Buying a thick book, from the perspective of Homo Economicus, is cheaper, just like buying a five-liter bottle of olive oil: it offers more entertainment time for the same price. To gift a book in a physical copy, with volume, a hard cover, and many pages usually comes off better. In addition, length is not the only parameter that influences the purchase and reading of a book. Another issue to take into account is advertising, and many of these long titles are usually editorial investments supported by large advertising campaigns, such as in the case of Spain’s Planeta awards. “A hunch I have is that, in addition, people are now more inclined to stop reading books when they are not interested. There is no longer the moral obligation to finish the books that you’ve started,” says Álvaro Manso, spokesman for the Spanish Confederation of Guilds and Associations of Booksellers (Cegal). We live in fluid times in this aspect as well, and people jump from book to book the way they jump between partners in the dating scene.
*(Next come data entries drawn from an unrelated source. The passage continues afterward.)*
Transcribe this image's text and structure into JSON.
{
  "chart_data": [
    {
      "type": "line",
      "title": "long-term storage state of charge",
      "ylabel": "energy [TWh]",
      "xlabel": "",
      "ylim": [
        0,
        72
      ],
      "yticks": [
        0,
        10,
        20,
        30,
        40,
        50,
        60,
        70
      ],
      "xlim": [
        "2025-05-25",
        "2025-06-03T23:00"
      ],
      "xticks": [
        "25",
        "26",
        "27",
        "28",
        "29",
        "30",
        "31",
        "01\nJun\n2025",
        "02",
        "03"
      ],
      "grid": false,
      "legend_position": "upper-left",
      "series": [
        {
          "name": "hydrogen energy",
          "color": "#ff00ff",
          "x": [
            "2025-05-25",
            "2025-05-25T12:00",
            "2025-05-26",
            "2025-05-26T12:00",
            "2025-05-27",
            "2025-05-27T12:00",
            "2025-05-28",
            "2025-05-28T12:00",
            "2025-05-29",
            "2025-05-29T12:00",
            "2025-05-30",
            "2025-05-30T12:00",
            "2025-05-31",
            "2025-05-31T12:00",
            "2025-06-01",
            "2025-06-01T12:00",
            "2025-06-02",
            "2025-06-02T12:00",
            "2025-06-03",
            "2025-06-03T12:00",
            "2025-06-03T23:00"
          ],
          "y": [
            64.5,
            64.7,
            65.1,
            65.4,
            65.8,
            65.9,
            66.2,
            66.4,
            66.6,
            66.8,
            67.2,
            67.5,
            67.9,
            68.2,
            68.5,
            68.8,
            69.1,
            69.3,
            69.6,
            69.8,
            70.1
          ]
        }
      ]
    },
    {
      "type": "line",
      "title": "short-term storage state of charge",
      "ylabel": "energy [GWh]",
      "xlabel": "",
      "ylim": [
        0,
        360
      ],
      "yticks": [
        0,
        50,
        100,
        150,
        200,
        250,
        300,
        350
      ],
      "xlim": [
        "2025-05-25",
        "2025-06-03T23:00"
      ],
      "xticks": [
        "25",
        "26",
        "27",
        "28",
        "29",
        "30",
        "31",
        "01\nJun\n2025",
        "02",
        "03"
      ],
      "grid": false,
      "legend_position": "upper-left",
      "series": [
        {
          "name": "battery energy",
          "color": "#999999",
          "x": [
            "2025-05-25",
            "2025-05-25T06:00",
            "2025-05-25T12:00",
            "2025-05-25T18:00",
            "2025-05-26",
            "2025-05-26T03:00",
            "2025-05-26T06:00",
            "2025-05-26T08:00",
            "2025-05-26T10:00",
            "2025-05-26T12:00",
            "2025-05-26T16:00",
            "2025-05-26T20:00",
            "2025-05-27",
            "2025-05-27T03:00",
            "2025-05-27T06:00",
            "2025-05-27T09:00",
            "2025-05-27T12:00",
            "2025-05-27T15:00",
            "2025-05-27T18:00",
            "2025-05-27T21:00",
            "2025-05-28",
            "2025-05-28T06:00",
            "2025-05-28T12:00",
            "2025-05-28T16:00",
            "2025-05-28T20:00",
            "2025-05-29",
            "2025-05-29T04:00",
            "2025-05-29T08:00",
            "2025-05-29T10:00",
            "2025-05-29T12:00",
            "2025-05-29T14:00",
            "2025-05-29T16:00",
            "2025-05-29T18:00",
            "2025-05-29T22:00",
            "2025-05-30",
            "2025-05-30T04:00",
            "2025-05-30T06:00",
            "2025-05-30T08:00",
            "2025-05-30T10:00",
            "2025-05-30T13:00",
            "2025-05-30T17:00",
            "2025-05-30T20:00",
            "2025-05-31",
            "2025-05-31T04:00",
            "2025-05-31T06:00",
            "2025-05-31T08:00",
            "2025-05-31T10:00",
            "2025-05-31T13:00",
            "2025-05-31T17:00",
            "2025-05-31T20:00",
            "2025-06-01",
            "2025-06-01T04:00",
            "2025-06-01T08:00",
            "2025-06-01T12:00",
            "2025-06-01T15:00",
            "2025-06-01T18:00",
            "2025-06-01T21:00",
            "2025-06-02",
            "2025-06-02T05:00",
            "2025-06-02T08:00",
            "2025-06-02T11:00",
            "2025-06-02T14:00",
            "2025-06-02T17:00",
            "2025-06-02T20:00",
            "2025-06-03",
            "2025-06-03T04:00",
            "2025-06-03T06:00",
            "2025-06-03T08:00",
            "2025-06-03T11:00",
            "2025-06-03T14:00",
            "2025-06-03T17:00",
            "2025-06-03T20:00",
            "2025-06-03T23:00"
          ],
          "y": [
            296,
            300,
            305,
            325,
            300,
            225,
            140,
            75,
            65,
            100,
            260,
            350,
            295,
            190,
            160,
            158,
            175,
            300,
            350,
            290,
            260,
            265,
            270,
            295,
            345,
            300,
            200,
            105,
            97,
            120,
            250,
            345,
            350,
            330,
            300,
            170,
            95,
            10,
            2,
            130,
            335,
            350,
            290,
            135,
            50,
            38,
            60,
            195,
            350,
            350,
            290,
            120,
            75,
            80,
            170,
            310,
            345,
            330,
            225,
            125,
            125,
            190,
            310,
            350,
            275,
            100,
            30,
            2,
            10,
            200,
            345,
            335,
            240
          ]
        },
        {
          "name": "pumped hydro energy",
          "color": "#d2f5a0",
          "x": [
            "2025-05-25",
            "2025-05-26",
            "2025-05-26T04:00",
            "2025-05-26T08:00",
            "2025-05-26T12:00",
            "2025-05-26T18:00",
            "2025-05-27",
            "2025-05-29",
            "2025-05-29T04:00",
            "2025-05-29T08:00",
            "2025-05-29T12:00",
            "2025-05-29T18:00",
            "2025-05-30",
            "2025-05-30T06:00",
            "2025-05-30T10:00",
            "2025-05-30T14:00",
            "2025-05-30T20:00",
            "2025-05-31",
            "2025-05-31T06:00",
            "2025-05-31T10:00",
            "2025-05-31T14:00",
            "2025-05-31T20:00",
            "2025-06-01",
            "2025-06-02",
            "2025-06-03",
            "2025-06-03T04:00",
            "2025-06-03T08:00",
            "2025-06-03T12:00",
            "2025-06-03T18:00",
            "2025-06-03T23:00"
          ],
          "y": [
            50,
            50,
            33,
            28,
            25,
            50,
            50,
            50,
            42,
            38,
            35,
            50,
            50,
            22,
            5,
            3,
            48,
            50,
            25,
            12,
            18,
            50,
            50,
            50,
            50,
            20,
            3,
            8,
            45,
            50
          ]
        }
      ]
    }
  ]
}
“What I also see is that there are certain readers, such as those of best-sellers, who are more focused on the plot and tend to prefer longer books,” says Manso. “Those who read more literary books do not require much length; those writers’ job is often to polish the text as much as possible, which produces shorter books”. There are readers who prefer a very long story, a wide world in which to immerse themselves and become familiar with the characters, not leaving it for months (as in a TV series). Others prefer shorter volumes that allow them to access more stories, more authors, to be more agile in their exploration of the literary landscape. It has once been said that short story books don’t sell very well because readers are too lazy mentally to immerse themelves in 10 different universes in a single book, one per story.

“The novel has an incredible advantage over other storytelling formats, and that is its incredible plasticity,” says bestselling author Juan Gómez Jurado. “A day can last three words or three chapters. Years can go by in a sentence, or we can spend 5,000 words counting a couple of seconds when a bomb explodes, as I did in Reina Roja. The only thing that matters, really, is that the choice should serve the story in the best possible way.”

The longest book in the world

It is difficult to say which is the shortest book in the world, the one that requires the least time and attention. The shortest story is held to be The Dinosaur (“When he woke up, the dinosaur was still there”) by Augusto Monterroso, but by itself it does not amount to a book. Regarding the longest book, there is a certain consensus in pointing out In Search of Lost Time, by Marcel Proust, which, although published in seven volumes, can be considered a single work of 9,609,000 characters (counting the spaces). For this reason, it was awarded the Guinness World Records Prize for the longest novel: this year marks the centennial of its final period and the death of its author.

In addition to thick books, many publishers are opting for collections of small and refined books. Publishing short books allows the publisher to be more up to date, almost journalistic, and reach readers concerned about contemporary problems. “We can be agile and improvise the programming a bit, like a guerrilla “, points out Isabel Obiols, of the Spanish publisher Anagrama. Although, at the same time, we want them to be books that do not get out-of-date immediately.”

At times when attention is atomized, these short and small artifacts are an alternative that, moreover, allow us to boast of having read many books in a minimum amount of time in lives now devoted mainly to updating social networks, preferably with photos of healthy breakfasts and sunny mornings on the beach.